With the award for Australia’s best pizza going last week to The Pantry in Brighton, the issue of Australia’s take on the Napolitano specialty is back on the table.

It’s been said of the award-winning pizzas that they’re a fusion of Italian and Australian styles. I would say they have strayed too far from the original for their own good.

Meanwhile a friend, recently returned from Italy, expressed his disappointment at Italian food. He claimed there was “nothing on it”, but worse still, “there wasn’t a Meat Lovers in sight!”

We still have a lot to learn from our brethren of the boot.

And pizza, where proud Italians and irreverent Australians meet, both sure of their superiority, is as good a place as any to start.

In reality, The Lot isn’t all it’s cracked up to be, Supreme never deserved to reign, and those slices in deli windows hardly deserve the name.

Italian pizza is better than Australian pizza because it is a celebration of flavour and texture – the way food ought to be.

One might argue that Australian pizzas have more flavour – to which one could counter – only if you’re eating with your eyes.

Too many ingredients mean nothing is really tasted. Australians suffer the sin of gluttony.

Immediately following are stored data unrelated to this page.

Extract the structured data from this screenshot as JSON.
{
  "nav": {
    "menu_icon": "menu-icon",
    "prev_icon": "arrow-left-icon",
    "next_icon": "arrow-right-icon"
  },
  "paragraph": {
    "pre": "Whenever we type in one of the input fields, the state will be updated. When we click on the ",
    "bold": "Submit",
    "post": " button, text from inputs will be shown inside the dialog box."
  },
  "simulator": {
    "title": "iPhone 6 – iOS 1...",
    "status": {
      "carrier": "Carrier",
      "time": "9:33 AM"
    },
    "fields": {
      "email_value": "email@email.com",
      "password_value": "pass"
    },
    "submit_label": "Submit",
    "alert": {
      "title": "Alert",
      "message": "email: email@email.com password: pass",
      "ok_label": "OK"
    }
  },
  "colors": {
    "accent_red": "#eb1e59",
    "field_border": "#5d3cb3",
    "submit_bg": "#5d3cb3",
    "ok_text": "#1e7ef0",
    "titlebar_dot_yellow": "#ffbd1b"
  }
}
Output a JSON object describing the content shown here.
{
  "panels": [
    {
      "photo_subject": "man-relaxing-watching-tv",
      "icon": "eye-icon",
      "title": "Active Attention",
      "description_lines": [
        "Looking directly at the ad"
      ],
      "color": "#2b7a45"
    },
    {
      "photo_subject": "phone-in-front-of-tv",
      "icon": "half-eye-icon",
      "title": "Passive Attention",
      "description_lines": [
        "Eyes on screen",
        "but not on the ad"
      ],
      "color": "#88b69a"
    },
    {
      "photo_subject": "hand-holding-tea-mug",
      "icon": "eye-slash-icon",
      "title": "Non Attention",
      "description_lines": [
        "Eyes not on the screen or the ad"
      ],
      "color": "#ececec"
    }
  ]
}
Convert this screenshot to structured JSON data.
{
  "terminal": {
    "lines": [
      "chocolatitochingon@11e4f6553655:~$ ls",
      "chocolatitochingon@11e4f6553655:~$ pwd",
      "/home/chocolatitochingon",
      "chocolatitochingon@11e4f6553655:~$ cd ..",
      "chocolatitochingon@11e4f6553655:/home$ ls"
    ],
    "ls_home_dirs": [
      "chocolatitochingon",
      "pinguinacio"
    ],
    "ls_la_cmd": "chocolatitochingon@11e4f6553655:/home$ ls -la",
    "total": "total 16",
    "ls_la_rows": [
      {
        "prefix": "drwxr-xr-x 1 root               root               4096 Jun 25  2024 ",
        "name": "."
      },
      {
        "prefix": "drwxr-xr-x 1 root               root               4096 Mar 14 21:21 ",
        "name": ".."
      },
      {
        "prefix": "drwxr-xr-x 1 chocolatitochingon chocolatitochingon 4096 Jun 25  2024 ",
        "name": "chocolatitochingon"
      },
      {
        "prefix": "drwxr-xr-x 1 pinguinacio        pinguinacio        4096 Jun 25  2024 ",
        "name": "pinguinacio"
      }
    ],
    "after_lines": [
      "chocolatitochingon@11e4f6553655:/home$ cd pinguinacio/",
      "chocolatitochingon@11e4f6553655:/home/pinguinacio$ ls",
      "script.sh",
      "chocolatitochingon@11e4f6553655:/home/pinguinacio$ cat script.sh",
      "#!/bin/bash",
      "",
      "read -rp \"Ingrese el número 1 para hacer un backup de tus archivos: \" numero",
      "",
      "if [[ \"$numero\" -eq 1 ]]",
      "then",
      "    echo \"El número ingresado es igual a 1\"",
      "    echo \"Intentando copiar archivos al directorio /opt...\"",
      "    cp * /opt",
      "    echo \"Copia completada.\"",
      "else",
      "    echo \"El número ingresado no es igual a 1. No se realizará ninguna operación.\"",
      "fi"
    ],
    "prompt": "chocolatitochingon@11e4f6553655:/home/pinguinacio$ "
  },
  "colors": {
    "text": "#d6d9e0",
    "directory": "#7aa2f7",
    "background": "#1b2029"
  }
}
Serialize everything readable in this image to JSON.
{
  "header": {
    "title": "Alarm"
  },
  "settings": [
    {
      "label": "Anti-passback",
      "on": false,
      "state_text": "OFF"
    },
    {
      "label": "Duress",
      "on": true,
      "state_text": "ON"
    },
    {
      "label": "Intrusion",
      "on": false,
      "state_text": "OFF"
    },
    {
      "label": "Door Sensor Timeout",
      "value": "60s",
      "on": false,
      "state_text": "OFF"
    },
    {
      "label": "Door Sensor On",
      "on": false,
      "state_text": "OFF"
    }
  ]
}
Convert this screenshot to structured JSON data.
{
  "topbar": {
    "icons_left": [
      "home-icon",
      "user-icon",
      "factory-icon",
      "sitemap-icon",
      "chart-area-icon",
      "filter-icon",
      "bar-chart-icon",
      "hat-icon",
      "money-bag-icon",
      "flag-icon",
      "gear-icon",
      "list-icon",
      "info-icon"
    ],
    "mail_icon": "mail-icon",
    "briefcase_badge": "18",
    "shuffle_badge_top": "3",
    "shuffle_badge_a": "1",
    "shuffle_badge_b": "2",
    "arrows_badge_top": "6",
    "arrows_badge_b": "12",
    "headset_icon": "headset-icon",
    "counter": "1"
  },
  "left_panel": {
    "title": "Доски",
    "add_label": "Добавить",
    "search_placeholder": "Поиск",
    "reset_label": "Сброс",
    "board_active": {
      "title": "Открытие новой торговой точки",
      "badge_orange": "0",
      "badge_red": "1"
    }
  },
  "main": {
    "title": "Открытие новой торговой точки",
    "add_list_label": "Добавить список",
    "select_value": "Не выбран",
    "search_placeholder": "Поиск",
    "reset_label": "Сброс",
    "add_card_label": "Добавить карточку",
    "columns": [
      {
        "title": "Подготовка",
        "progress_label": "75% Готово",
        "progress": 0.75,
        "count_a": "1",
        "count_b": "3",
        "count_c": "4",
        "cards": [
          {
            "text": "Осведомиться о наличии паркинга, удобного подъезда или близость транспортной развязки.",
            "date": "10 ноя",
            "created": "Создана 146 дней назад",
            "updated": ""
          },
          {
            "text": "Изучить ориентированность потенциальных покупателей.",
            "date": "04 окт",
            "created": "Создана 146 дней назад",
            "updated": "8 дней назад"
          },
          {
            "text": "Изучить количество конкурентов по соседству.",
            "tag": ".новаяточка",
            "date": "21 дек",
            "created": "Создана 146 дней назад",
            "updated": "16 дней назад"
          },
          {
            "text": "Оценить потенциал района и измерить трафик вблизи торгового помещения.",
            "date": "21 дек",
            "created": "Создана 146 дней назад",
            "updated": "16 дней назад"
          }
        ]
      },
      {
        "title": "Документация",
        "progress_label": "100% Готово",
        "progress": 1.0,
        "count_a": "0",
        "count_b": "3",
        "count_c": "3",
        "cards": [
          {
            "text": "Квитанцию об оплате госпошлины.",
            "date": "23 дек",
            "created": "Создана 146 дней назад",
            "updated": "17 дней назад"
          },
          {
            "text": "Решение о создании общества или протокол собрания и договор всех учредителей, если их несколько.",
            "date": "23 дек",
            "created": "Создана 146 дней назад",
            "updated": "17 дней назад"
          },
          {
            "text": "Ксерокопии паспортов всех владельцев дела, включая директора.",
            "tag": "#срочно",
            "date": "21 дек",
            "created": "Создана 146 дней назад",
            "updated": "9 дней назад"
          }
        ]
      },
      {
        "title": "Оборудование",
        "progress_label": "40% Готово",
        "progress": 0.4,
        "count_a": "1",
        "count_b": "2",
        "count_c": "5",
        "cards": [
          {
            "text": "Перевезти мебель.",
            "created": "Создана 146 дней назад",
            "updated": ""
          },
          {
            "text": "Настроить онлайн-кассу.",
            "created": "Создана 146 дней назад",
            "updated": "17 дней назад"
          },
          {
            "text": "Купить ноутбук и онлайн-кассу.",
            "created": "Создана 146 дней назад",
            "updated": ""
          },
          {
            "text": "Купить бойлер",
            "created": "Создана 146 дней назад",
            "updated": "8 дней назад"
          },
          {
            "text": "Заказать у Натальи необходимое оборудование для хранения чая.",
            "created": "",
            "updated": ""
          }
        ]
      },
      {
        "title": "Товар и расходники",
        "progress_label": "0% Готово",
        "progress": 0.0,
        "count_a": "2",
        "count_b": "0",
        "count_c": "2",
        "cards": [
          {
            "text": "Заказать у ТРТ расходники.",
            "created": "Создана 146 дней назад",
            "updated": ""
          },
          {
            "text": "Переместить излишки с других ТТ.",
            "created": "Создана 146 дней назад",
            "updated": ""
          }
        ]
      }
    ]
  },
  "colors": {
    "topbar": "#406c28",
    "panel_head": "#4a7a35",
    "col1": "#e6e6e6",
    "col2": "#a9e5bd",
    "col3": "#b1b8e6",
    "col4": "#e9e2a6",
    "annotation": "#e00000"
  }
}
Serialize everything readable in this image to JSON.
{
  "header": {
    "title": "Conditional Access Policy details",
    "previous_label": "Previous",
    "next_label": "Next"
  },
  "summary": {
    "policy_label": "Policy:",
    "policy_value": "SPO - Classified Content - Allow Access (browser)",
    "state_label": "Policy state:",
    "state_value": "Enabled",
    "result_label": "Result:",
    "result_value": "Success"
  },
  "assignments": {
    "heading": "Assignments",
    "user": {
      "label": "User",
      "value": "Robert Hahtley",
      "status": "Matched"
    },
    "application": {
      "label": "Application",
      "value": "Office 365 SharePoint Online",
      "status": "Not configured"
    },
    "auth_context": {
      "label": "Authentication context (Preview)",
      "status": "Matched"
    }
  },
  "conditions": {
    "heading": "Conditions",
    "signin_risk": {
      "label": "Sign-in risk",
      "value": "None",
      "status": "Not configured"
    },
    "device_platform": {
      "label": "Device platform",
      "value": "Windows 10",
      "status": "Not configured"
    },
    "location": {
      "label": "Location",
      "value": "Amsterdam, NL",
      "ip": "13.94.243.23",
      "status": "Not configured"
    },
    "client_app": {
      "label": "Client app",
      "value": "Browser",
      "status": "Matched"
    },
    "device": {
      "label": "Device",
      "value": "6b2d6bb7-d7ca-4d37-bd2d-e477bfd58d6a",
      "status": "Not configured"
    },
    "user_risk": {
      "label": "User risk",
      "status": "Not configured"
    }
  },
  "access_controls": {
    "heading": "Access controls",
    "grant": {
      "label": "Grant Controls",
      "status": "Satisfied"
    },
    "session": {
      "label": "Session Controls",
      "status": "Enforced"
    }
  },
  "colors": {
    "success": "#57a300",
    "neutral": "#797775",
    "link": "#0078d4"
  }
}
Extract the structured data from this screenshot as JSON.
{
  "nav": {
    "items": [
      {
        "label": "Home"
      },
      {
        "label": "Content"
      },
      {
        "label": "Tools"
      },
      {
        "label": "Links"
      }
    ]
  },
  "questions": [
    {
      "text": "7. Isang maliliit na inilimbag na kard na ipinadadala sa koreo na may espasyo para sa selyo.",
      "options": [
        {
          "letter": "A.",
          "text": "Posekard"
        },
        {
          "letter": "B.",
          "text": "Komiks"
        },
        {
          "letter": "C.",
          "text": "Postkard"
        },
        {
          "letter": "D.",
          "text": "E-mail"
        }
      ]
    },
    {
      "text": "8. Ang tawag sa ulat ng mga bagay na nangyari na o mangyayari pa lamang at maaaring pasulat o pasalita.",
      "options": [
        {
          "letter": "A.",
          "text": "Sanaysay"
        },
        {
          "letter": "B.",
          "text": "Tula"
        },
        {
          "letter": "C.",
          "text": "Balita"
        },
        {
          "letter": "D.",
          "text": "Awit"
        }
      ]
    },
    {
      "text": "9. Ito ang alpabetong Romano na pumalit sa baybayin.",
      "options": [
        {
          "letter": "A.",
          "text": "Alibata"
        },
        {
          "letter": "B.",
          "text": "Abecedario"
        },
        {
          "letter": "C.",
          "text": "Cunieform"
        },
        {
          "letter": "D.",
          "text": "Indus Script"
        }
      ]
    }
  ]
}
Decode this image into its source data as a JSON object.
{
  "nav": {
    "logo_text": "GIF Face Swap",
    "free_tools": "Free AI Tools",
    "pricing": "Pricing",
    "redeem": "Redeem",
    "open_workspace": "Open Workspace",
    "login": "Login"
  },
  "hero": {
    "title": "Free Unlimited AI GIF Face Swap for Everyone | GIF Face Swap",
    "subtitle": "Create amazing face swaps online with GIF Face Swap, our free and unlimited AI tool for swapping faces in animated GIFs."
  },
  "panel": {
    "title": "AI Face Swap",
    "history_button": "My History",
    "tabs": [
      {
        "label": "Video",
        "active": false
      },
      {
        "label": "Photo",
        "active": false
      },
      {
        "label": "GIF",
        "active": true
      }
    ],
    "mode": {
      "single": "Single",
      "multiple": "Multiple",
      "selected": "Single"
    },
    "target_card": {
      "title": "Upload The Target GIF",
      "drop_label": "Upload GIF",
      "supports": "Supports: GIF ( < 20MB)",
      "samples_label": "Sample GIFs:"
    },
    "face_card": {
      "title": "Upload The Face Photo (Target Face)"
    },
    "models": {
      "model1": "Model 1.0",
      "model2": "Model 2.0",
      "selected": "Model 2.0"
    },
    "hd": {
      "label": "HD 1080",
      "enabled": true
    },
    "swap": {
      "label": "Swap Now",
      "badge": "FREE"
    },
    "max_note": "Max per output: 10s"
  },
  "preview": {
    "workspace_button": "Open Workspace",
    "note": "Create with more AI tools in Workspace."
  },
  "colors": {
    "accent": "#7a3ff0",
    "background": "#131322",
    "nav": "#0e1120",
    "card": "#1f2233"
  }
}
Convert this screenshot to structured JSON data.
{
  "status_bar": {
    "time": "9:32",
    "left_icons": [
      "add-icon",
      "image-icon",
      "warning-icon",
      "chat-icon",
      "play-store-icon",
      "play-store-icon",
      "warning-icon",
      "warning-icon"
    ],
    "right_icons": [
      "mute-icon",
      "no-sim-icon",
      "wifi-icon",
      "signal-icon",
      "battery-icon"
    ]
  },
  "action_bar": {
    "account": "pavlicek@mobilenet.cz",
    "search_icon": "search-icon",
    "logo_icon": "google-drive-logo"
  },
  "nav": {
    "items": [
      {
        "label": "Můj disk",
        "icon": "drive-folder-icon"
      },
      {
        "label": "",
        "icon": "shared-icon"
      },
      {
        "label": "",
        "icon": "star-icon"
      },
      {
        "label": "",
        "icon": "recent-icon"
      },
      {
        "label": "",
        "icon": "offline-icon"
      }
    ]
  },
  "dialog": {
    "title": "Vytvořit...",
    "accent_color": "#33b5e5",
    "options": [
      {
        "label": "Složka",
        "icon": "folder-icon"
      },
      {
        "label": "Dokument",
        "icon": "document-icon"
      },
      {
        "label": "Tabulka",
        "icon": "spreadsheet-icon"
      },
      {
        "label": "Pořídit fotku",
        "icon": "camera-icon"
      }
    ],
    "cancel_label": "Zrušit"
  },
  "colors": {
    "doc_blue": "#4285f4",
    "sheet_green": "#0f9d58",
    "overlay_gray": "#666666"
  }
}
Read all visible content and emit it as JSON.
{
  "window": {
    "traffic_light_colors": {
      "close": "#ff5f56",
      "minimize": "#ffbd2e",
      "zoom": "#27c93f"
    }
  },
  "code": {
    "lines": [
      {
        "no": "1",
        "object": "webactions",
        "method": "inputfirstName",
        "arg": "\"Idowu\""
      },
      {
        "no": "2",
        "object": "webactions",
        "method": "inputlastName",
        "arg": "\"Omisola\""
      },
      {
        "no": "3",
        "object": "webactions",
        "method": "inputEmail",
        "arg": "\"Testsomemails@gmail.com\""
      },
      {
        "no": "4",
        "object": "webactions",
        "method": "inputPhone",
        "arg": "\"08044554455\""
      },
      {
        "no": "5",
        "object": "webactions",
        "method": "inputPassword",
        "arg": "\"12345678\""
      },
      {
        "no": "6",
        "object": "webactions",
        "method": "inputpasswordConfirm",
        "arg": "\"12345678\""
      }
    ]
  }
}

The central tenet of Italian cooking is simplicity. Fresh ingredients are combined in a simple structure of no more than three or four flavours.
An Italian margarita pizza is a case in point. The thin base, floating somewhere between soft and crunchy, has the light taste of the dough and virgin olive oil used to make it.

On top, the sweetness of tomatoes and light creaminess of quality mozzarella unite. An Italian pizza base should sing it’s own song: the topping just tweaks the tune.

The Italian way is also more satisfying because one pizza is one meal, one’s progress in the meal mapped like a pie chart of progress.

Meat Lovers and The Lot, to name but two local mutations, ignore the art of the pizza base. Instead the thickest, doughiest, least interesting relative of the bread family is used – they almost deserve to be hidden beneath an inch of topping. Restaurant reviewer, Dani Valent, aptly describes the Australian pizza base as “machine-shredded pink pellets on a hot round sponge”.

Once this base is then dressed in so many ingredients, and in such quantities, nothing has it’s own flavour: the bacon tastes like sausage, the sausage like bread, the cheese like salt and the mushrooms like the cardboard box.

Italian food is better because it avoids this temptation to over-mix flavours at all cost.

Italian mealtimes consist of a first course, second course, cheese platter, salad and fruit platter. This is born not from extravagance but from a simple separation of flavours.

Cheese isn’t seen with seafood, salad not allowed on the side of your plate, and bread has no place on any pasta dish.

Italian ‘food rules’ can initially seem oppressive to the Australian diner, but the sooner you realise these rules are for your own good, the better.

In the end it comes down to how much you really like food.

Australians sometimes have an abusive relationship with their food, ‘scoffing’ a small herd of animals on a Meat Lovers pizza, or ‘smashing’ a kebab after a few beers.

It’s time perhaps to give credit where credit is due and accept that a thin Italian pizza is a superior species to its overweight Australian relative.

Maybe it’s time to accept that less can be more in cooking, and that foods should only be mixed when their combined flavour is greater.

Time to think back to your last meal and ask yourself, did I actually taste any of the things that were in that?